Both Ashkin and Walters were concerned about whether treatment facilities around the state were capable of or ready to admit involuntarily committed patients.
“The court will only order this type of thing if there is a bed for the individual,” Kipke said.
“Are there enough beds? No,” the delegate said. But they’re becoming “increasingly available as this problem is getting support and funding from the government.”
Is this bill the answer?
More than 30 other states have enacted similar statutes that allow for the involuntary commitment of adults for substance abuse, according to the Journal of the American Academy of Psychiatry and the Law.
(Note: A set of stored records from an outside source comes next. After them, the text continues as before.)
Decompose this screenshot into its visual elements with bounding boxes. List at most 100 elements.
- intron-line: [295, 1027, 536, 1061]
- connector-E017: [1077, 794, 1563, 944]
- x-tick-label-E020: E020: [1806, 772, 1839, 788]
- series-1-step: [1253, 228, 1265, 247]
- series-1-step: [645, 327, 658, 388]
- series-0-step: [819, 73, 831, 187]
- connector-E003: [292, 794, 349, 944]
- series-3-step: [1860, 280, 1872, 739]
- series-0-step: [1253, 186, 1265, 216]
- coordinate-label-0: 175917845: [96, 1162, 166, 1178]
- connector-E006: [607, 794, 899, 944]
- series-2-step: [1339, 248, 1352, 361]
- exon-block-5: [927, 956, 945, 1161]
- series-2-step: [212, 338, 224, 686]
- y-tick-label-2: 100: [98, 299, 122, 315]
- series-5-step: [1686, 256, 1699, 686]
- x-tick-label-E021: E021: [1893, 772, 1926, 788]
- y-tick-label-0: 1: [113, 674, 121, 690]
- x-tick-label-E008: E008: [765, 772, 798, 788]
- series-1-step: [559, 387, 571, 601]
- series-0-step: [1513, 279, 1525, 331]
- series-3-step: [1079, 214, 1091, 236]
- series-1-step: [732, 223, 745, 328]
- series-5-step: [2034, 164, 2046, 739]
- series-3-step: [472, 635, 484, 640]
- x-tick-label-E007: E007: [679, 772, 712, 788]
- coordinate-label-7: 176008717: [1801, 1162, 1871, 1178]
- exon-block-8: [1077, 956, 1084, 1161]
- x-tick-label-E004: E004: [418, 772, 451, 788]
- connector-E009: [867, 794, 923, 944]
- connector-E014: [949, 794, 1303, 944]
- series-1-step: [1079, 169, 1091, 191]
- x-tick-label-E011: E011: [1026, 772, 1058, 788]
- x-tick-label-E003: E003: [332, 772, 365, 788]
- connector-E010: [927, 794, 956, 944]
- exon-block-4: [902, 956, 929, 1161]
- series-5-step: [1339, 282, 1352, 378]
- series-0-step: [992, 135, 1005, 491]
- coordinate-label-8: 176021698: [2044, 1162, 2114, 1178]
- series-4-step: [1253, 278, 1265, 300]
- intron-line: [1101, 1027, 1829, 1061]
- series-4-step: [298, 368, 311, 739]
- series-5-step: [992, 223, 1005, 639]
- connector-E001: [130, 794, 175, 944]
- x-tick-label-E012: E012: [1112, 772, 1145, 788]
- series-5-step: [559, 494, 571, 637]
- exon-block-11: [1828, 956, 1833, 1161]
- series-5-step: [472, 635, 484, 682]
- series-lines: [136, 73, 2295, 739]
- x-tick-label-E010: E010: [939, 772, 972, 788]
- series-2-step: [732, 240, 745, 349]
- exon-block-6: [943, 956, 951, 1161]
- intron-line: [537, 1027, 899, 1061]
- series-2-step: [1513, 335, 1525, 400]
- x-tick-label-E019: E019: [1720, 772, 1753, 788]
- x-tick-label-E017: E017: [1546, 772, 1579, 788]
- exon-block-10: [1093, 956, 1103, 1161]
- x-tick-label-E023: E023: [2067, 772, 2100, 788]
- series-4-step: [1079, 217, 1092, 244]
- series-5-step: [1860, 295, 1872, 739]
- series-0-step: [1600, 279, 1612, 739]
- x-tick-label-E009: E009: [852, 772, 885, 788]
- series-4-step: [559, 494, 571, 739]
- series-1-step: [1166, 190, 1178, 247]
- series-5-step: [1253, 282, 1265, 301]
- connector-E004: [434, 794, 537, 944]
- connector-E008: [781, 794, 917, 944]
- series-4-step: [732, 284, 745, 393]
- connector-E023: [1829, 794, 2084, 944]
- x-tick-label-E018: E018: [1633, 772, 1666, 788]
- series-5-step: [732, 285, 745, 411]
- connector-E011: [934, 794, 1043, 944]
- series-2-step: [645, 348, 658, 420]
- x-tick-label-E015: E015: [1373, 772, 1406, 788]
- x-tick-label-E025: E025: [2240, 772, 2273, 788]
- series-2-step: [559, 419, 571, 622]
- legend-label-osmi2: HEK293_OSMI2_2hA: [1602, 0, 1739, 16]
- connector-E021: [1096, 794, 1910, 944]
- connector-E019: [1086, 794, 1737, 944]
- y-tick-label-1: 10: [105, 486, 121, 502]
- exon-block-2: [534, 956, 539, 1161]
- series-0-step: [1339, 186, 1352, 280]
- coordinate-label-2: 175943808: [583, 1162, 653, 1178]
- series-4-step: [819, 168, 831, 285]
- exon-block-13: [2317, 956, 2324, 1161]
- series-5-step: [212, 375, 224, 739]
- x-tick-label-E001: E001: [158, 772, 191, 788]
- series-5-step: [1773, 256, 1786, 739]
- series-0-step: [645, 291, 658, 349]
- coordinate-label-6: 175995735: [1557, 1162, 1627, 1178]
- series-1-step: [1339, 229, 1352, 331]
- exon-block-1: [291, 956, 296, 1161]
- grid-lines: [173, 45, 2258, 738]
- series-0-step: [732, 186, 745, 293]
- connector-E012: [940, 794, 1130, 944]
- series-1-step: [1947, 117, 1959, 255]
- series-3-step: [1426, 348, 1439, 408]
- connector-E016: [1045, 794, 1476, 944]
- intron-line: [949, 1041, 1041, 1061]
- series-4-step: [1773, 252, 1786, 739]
Massachusetts is one such state, and its “system has become an unintended mechanism for getting people into treatment,” said Leo Beletsky, associate professor of law and health sciences at the Northeastern University School of Law. In many ways the statute “was designed to be a system of last resort.”
Massachusetts has been using prisons as treatment facilities for those who are involuntarily committed, Beletsky said. Many of the patients’ treatment is un-medicated, increasing the risk for overdose and death after treatment, according to Beletsky.
The law professor said that putting somebody into treatment without their consent is “fundamentally un-American,” and that the Massachusetts policy “basically fails” from the perspective of health and civil liberties.
“Evaluating what other states have done was extensively considered and we’re open to any other suggestions as to how we could gain the support of the legislature to enact a reasonable policy, like this,” Kipke said.
Snead said that Kipke’s bill “has the potential to be very beneficial to people,” but that success varies depending on the individual — treatment works differently for everybody.
Self-described as stubborn, Snead said that for him, the decision to get clean had to come from within.
“I had to decide myself. I had to decide that I was done,” he said.
But, he said, he understands the standpoint behind his delegate’s bill, as “a lot of parents are losing their kids.”
Through her organization, Miller hosts family peer support groups in Frederick County. She’s heard many heart-wrenching stories, some from parents who weren’t able to save their children “from this dark path to death.”
Miller’s son is alive, but she lost him for the six years of his life that were “hijacked by heroin.” Now, she said, he lives in another state, away from temptation and connections back home.
He’s “a good man who has a bad disease,” she said.
She supports Kipke’s bill because she doesn’t want other parents to feel like she did, “Like you’re a failure as a mother because you can’t make (your child) better.”